Sa bande de harceleurs, au nombre de six, continuera son travail de sape tout au long de l’année. Blague sur Hitler ou Goebbels, moqueries clicheteuses, menaces. Lors d’une autre soirée, alors que les participants ont une croix écrite sur leur main, la sienne est… gammée ! « Je minimisais tout raconte-t-il. Je doutais tellement que j’en suis venu à penser que le problème venait de moi. Jamais, pendant toute ma scolarité dans un établissement privé catholique à Paris, je n’avais été confronté à l’antisémitisme. » 

Son salut passe par la pandémie de Covid-19

Sa deuxième année d’étude, il ne pourra bien sûr pas la vivre comme un étudiant comme les autres. Il s’isole et ne se rend plus qu’aux, séances de travaux dirigés. Sa sœur, sa confidente, décide d’agir et contacte UEJF (Union des étudiants juifs de France) de la fac parisienne où elle étudie, qui remue ciel et terre pour que les harceleurs soient punis. Jérémy, se rend même en leur compagnie au commissariat. : « Les choses bougeaient un peu, mais j’étais parti tellement loin dans mon grand brouillard… Je me sentais tellement nul que je n’arrivais même plus à me regarder dans un miroir » explique-t-il.
Son salut passe finalement par… la pandémie de Covid-19. Il rentre auprès de ses parents à Paris et retrouve une certaine quiétude « J’ai vécu l’inverse des étudiants. Je ne voulais plus entendre parler de l’école. Le Covid m’a sauvé de cet enfer. » Il passe en troisième année, direction Barcelone, où il s’épanouie.

Les harceleurs finalement condamnés

Au printemps 2021, il apprend que deux de ses six harceleurs ont été condamnés pénalement à des stages de citoyenneté (avec inscription au casier judiciaire) et qu’ils ont été obligés de redoubler leur année.
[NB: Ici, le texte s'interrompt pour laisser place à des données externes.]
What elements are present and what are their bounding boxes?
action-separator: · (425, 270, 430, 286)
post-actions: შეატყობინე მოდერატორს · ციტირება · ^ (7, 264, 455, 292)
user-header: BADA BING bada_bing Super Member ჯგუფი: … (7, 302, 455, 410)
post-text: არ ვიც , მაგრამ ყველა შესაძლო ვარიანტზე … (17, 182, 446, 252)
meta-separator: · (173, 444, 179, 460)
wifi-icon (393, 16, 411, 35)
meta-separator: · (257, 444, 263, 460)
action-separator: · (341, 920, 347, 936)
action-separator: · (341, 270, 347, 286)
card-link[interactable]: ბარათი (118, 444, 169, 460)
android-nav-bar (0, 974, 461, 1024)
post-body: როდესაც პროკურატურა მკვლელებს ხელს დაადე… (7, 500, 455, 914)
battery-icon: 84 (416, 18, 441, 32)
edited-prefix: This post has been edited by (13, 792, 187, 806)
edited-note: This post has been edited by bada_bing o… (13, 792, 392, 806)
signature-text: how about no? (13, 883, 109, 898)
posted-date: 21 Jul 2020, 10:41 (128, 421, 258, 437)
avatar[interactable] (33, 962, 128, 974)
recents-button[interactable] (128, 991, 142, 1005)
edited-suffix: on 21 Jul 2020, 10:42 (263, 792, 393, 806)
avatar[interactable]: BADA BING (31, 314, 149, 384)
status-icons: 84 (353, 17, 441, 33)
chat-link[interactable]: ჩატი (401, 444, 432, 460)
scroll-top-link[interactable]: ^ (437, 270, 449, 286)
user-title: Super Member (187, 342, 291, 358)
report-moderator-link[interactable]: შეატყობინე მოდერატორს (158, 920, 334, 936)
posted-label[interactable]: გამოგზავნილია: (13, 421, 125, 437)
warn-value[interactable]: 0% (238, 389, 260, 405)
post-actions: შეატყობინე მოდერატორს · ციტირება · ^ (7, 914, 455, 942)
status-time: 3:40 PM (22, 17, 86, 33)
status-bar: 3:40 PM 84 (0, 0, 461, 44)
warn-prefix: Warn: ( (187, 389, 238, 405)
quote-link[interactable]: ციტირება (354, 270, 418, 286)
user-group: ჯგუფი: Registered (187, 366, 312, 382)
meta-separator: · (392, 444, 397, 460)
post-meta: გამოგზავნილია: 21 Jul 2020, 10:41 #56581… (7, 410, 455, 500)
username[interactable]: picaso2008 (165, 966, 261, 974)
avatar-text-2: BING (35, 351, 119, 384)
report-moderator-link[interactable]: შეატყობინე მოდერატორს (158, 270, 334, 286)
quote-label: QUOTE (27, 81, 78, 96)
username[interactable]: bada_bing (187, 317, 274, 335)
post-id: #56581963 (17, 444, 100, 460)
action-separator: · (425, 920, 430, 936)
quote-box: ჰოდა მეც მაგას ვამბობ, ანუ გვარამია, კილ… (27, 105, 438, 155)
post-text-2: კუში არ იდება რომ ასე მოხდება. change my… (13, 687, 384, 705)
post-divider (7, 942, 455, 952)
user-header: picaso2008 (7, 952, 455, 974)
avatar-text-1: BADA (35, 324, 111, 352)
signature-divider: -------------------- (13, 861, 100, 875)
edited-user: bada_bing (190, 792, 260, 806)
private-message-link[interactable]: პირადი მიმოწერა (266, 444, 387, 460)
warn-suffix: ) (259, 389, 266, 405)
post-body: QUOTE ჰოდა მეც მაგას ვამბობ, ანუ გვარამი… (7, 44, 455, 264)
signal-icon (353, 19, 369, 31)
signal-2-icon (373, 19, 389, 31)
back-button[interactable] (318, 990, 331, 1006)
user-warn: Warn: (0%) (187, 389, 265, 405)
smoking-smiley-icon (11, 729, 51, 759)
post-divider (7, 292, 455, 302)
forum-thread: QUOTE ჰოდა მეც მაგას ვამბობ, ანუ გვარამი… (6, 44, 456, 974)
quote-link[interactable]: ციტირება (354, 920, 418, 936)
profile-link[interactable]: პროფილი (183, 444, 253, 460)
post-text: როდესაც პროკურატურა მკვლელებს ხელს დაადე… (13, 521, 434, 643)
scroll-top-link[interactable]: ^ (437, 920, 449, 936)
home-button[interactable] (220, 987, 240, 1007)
A titre d’exemple, la direction de Sciences-Po Strasourg avait décidé d’afficher leur sanction dans le hall de l’immeuble de l’établissement : « J’aurais trouvé plus logique qu’ils soient virés mais, cette fois, la honte avait changé de camp » argue-t-il.
Nommé il y a trois ans à la tête de l’école, Jean-Philippe Heurtin assure au Parisien que « cette tradition des chants nazis, aussi débile qu’insupportable, a disparu ». Pour Jérémy, la page, aussi traumatisante soit-elle, a été tournée. Il s’est envolé vendredi dernier pour l’Asie afin de poursuivre ses études.